= Torrie Groening =

Torrie Groening, born in 1961 in Port Alberni, British Columbia, is a photographer and artist based out of Vancouver, British Columbia, Canada. Her art practices include drawing, painting, printmaking, and installation art. Groening is an alumna of the Visual Arts department of The Banff Centre and attended Emily Carr College of Art & Design (now called Emily Carr University of Art and Design) where she studied printmaking.

== Education and career ==
In 1978 Torrie Groening attended The Banff Centre, in Banff, Alberta, followed by courses at Langara College in Vancouver, which lead her to completing her degree, graduating from the Emily Carr Institute of Art and Design in 1983. After graduating, Groening became a member of the Malaspina Printmakers Society of Vancouver and exhibited her work at the Dundarave Print workshop. In 1984, a watershed date in the artist's career, Groening's work was included at the Pressing Matters: Prints by BC Artists exhibition at the Surrey Art Gallery.

Groening worked as a printmaking instructor at Open Studio in Toronto, Ontario later becoming the Director of the Lithography section in 1986. During her time in Toronto Groening worked alongside Janet Cardiff, Harold Klunder, Don Holman, and Otis Tamasausken. In 1989 she went on to teach printmaking at the University of Guelf. That same year she returned to her home of British Columbia, back to Vancouver where she established a printmaking studio called Prior Editions Studios which she ran until 1999. In the 1990s, Groening took on teaching work at both the University of Victoria and Emily Carr Institute of Art and Design. Further along in her career Groening worked with artists including Molly Bobak, Carel Moiseiwitsch, Toni Onley, Gathie Falk, Takao Tanabe, Gordon Smith, Doug Biden, Joe Average, and Jack Shadbolt.
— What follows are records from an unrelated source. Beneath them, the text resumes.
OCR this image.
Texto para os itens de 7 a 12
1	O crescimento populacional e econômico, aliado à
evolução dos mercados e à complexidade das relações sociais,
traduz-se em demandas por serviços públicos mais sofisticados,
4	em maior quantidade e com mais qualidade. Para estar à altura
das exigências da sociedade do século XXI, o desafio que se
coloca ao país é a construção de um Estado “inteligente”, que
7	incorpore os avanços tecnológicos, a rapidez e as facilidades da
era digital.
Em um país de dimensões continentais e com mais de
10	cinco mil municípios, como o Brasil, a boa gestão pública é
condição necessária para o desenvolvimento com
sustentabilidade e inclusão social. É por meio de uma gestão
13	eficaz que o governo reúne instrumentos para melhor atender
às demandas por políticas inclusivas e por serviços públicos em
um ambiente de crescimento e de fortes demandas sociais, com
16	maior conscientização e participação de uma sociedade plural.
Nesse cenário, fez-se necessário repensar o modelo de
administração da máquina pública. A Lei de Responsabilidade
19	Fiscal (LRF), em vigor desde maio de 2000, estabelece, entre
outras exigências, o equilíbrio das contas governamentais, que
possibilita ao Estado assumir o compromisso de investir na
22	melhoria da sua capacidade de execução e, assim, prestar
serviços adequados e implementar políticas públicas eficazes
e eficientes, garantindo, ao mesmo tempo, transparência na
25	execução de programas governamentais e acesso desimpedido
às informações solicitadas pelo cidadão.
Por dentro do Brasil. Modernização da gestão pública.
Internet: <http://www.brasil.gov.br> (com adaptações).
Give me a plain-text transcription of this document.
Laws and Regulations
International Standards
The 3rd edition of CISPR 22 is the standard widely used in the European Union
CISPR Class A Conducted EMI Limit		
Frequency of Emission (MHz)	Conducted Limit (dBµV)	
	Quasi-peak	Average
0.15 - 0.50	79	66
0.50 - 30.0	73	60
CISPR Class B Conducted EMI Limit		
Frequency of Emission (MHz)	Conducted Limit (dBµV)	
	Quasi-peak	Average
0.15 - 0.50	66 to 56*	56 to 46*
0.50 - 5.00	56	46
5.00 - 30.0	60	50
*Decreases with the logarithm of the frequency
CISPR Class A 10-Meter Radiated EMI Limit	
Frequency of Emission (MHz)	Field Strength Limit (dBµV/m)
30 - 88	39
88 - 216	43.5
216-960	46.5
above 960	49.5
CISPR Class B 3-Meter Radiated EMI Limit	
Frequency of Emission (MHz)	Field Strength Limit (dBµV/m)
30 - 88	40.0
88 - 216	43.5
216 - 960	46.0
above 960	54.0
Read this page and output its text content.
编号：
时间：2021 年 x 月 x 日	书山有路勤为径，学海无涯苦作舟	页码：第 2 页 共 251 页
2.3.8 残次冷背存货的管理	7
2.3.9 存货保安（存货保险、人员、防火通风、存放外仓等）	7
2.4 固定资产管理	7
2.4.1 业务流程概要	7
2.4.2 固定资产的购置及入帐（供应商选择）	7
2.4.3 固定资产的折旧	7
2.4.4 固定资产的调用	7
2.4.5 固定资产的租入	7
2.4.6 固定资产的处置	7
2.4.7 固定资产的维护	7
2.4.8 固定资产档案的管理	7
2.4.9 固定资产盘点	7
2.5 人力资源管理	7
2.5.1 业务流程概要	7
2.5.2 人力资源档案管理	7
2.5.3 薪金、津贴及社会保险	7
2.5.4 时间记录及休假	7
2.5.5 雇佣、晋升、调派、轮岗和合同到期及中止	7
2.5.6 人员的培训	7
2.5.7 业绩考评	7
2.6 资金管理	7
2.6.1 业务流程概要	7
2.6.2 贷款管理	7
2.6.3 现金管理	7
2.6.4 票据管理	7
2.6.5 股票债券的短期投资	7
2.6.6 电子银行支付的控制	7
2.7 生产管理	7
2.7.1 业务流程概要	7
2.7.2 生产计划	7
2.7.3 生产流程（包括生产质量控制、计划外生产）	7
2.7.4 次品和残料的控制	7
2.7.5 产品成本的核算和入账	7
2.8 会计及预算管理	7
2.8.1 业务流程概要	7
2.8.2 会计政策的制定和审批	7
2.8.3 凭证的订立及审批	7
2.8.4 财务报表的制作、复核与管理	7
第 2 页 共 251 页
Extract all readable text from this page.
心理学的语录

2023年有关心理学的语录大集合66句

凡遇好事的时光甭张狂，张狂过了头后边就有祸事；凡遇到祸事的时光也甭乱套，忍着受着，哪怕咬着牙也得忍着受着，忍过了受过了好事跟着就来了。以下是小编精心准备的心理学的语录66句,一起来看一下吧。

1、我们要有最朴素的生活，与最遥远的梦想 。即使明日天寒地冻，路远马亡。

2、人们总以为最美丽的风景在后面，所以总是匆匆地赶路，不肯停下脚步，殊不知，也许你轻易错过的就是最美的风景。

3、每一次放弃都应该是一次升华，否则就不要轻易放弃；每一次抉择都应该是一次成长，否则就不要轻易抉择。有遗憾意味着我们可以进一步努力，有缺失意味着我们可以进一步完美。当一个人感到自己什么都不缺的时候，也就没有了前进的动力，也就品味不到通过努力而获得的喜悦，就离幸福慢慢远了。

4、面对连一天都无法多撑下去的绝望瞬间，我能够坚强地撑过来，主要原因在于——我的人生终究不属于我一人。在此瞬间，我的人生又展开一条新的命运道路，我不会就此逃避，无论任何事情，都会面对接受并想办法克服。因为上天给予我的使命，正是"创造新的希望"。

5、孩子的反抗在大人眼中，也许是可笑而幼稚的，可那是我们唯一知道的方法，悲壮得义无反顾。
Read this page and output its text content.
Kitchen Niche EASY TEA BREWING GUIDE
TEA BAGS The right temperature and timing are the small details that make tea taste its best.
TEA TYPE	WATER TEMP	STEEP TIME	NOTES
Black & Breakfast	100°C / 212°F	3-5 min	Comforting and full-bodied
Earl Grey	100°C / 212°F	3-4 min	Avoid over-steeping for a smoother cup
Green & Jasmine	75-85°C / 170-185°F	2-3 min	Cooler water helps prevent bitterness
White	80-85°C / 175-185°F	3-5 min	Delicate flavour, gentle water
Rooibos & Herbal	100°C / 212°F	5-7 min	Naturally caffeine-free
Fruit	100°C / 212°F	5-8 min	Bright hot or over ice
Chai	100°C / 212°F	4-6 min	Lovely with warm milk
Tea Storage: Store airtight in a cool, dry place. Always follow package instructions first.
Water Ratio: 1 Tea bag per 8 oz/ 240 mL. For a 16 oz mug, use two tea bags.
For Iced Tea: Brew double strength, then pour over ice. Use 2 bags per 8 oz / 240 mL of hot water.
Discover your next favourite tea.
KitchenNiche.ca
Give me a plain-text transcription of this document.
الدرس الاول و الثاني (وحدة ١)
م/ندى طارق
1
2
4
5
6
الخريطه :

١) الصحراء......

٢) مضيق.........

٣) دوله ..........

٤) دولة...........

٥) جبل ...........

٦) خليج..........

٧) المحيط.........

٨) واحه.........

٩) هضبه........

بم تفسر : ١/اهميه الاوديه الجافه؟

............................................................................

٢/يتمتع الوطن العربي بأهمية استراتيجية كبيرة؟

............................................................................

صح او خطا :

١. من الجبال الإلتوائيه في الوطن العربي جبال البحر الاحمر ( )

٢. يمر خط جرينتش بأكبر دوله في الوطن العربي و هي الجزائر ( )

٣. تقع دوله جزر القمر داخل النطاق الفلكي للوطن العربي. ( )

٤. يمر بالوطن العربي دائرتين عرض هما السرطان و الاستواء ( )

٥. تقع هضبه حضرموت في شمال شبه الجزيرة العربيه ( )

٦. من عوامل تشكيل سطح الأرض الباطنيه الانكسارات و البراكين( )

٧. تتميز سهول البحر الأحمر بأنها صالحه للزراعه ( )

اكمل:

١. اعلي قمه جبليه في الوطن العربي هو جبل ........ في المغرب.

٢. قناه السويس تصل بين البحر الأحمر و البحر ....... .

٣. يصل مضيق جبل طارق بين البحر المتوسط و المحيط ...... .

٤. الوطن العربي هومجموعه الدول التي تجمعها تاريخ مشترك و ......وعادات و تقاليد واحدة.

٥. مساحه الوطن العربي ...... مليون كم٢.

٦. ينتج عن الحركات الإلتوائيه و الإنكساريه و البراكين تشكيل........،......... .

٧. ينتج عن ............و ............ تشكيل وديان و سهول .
After the closure of her printmaking studio in 1999, Groening moved to San Francisco, California in the United States of America, where the artist joined the Achenbach Graphic Arts Council Board within the Fine Arts Museums of San Francisco and continued her printmaking practices.

== Exhibitions ==
Torrie Groening's CV documents numerous solo and group exhibitions. Her work has been shown at the Vancouver based Capture Photo Festival in 2015, 2017, 2018, and 2019. In partnership with Art Rental & Sales at the Vancouver Art Gallery, Groening exhibited Out of Studio at the Listel Hotel Vancouver in 2017. Her work is also in the permanent collections of such galleries and institutions as the Vancouver Art Gallery, the Morris and Helen Belkin Art Gallery, the Burnaby Art Gallery, the Surrey Art Gallery, and the Art Gallery of Hamilton.